Various Artists, "God Don't Never Change — The Songs of Blind Willie Johnson" (Alligator Records)
Tom Waits and Lucinda Williams contribute two songs each to "God Don't Never Change — The Songs of Blind Willie Johnson," a stirring homage to the Texas gospel singer who last recorded in 1930.
Johnson sang only religious songs among the 30 sides that survive him, but his slide guitar and resonant vocals motivated rockers from Eric Clapton to the Grateful Dead.
The versions here preserve his deep spirituality, with the Cowboy Junkies, Sinead O'Connor, the Blind Boys of Alabama and Maria McKee also among those ably keeping the faith.

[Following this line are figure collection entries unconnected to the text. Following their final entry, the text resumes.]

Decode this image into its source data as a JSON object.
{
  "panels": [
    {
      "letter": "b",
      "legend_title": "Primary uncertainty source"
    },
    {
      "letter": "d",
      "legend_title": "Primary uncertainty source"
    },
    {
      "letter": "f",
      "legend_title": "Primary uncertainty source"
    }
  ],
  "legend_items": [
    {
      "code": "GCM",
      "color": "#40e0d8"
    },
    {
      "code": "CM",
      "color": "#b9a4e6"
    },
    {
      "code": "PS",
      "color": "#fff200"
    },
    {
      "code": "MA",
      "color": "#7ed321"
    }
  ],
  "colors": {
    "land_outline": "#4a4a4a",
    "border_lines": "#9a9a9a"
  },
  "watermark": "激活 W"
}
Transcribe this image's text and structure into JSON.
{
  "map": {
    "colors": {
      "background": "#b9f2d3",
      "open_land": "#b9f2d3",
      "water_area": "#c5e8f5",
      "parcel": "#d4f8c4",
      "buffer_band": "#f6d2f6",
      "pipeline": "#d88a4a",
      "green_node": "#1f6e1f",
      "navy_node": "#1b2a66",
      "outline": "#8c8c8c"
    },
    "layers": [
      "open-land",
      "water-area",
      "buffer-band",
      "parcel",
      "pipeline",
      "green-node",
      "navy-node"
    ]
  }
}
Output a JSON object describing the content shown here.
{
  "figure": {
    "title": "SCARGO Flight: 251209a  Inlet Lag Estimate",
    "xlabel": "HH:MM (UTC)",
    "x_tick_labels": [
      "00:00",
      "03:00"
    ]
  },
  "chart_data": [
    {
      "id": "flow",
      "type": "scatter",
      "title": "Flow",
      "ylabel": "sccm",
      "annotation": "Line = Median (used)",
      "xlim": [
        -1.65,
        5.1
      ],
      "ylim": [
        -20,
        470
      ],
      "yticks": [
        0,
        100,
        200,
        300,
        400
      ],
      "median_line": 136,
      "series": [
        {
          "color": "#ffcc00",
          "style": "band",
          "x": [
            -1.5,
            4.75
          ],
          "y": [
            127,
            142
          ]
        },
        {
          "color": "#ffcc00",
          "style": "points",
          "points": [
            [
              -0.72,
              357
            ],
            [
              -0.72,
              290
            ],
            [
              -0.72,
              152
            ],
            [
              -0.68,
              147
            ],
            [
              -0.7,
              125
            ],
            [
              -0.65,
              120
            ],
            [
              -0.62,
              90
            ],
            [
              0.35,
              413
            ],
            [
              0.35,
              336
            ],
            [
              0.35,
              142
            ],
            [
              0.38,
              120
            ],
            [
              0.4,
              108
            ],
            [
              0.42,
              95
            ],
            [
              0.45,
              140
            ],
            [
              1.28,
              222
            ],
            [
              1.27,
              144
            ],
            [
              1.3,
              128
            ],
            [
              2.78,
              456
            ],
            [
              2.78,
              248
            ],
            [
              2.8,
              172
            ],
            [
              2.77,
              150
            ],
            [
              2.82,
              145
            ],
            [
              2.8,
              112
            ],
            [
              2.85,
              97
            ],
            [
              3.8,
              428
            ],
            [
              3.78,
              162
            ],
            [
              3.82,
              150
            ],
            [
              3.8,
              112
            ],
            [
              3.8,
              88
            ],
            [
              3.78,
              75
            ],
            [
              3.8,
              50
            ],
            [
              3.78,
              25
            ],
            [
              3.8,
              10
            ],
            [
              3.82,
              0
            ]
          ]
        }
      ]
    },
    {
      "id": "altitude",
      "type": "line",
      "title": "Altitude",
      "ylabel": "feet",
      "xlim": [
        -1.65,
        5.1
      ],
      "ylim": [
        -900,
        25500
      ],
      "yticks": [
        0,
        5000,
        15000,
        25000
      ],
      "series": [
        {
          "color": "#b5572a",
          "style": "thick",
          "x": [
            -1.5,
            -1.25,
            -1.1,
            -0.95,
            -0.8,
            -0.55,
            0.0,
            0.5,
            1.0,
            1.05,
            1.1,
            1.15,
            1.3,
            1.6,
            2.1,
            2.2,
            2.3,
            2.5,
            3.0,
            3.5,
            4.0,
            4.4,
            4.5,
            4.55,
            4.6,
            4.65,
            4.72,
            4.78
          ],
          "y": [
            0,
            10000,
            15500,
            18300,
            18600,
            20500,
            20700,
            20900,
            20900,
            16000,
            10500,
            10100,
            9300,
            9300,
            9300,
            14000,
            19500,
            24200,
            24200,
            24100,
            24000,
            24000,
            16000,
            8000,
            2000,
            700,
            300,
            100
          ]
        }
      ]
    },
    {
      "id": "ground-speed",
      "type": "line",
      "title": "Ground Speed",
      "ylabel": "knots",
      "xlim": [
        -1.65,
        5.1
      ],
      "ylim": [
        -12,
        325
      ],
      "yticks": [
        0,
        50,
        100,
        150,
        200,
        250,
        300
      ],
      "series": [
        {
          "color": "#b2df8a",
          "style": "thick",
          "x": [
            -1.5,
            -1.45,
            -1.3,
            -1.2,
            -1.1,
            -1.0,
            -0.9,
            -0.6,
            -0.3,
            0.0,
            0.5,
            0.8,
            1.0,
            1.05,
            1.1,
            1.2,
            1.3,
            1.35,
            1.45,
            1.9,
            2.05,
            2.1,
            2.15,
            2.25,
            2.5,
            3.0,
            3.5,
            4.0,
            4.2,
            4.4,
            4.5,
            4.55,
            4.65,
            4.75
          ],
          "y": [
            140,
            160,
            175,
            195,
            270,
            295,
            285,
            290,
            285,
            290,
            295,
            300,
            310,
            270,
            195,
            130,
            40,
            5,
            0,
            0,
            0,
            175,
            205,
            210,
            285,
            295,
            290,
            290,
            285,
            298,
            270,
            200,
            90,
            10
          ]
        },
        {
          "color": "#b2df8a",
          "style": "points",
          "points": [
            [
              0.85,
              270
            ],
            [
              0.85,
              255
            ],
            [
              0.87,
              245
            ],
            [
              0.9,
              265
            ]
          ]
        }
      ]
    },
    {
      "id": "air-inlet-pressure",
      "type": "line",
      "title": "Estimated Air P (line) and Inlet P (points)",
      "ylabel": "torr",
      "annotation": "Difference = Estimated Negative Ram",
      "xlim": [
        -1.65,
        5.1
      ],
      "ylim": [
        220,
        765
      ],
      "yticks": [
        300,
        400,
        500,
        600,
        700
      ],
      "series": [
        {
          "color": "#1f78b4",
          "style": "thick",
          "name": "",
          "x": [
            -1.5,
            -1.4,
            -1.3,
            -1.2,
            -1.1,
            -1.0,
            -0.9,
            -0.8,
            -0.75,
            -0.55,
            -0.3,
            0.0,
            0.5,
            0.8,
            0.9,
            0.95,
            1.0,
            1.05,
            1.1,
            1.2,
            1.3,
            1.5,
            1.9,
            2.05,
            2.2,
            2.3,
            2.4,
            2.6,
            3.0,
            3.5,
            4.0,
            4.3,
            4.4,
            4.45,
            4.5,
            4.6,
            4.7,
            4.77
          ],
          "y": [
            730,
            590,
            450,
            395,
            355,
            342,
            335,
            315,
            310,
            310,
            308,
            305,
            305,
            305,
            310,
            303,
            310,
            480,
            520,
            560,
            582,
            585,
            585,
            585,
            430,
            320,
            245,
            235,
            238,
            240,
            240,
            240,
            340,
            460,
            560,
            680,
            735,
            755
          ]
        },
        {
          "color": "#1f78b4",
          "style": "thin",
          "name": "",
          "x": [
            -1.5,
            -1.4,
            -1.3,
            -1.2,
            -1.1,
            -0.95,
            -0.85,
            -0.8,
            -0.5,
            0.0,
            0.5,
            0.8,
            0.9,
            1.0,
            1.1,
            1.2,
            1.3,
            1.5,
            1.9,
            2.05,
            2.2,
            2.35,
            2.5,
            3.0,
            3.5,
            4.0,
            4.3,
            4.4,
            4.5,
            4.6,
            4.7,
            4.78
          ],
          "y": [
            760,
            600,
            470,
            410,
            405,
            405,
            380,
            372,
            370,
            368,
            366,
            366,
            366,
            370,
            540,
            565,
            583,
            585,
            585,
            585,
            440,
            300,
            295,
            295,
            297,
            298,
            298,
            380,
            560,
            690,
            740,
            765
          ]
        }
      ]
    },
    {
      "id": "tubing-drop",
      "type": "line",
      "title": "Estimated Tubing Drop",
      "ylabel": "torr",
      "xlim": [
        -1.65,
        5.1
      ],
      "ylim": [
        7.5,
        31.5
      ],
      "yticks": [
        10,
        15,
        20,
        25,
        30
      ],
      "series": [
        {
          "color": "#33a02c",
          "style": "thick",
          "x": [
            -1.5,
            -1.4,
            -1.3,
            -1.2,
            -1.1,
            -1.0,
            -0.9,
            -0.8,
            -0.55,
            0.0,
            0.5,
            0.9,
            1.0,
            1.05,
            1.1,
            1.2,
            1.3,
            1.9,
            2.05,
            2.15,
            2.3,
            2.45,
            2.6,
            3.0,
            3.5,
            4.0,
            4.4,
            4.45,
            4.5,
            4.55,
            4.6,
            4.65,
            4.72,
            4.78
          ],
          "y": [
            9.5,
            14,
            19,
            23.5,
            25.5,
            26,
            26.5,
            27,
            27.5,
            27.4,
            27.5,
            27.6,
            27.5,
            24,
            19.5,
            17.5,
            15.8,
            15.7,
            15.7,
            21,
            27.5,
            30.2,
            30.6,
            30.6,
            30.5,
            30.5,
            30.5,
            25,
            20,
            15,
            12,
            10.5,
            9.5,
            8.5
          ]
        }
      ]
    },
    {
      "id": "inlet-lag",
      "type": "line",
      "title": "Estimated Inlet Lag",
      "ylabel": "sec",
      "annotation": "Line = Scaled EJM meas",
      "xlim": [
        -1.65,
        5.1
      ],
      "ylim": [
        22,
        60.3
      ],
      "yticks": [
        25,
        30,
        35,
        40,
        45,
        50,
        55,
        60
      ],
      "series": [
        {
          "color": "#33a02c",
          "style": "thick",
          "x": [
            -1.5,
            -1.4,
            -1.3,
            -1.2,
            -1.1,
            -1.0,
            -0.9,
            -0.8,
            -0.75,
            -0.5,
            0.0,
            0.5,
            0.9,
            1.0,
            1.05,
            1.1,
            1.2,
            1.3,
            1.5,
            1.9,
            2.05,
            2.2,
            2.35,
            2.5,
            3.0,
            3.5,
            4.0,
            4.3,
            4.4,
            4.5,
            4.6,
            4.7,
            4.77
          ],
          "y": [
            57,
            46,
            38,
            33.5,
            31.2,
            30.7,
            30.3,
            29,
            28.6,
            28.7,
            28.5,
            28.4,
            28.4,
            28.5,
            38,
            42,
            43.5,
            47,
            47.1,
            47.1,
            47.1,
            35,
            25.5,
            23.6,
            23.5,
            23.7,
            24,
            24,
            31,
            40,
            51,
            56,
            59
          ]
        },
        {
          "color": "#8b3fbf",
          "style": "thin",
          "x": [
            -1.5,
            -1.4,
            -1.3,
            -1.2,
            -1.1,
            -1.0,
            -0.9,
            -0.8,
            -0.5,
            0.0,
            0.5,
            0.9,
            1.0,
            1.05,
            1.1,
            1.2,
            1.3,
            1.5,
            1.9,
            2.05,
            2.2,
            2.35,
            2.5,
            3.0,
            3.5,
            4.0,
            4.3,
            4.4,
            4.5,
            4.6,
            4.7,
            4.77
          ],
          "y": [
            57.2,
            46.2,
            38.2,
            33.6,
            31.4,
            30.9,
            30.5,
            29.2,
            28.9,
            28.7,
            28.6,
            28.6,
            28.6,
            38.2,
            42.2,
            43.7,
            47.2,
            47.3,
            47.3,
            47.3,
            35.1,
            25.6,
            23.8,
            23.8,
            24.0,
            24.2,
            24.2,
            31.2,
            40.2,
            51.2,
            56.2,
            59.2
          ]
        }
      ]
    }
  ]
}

Waits is intense but relatively subdued on "The Soul of a Man," the opener which draws the listener closer to his grasp. When he returns eight songs later with "John the Revelator," he forcefully provides both call and response, leaving no room for faintheartedness. That he relies on Son House's version of the lyrics instead of Johnson's seems fitting in a tribute to a man about whom so little is known.
Johnson, whose voice could veer from a warm tenor to a false, growling bass, even leads the chorus of the Cowboy Junkies' take on "Jesus Is Coming Soon" via a well-adapted sample, the group seamlessly bridging the nearly 90 years between the two recordings.
Producer Jeffrey Gaskill's able guidance has resulted in 11 stirring renditions which replicate the soul of the songs not just the sounds.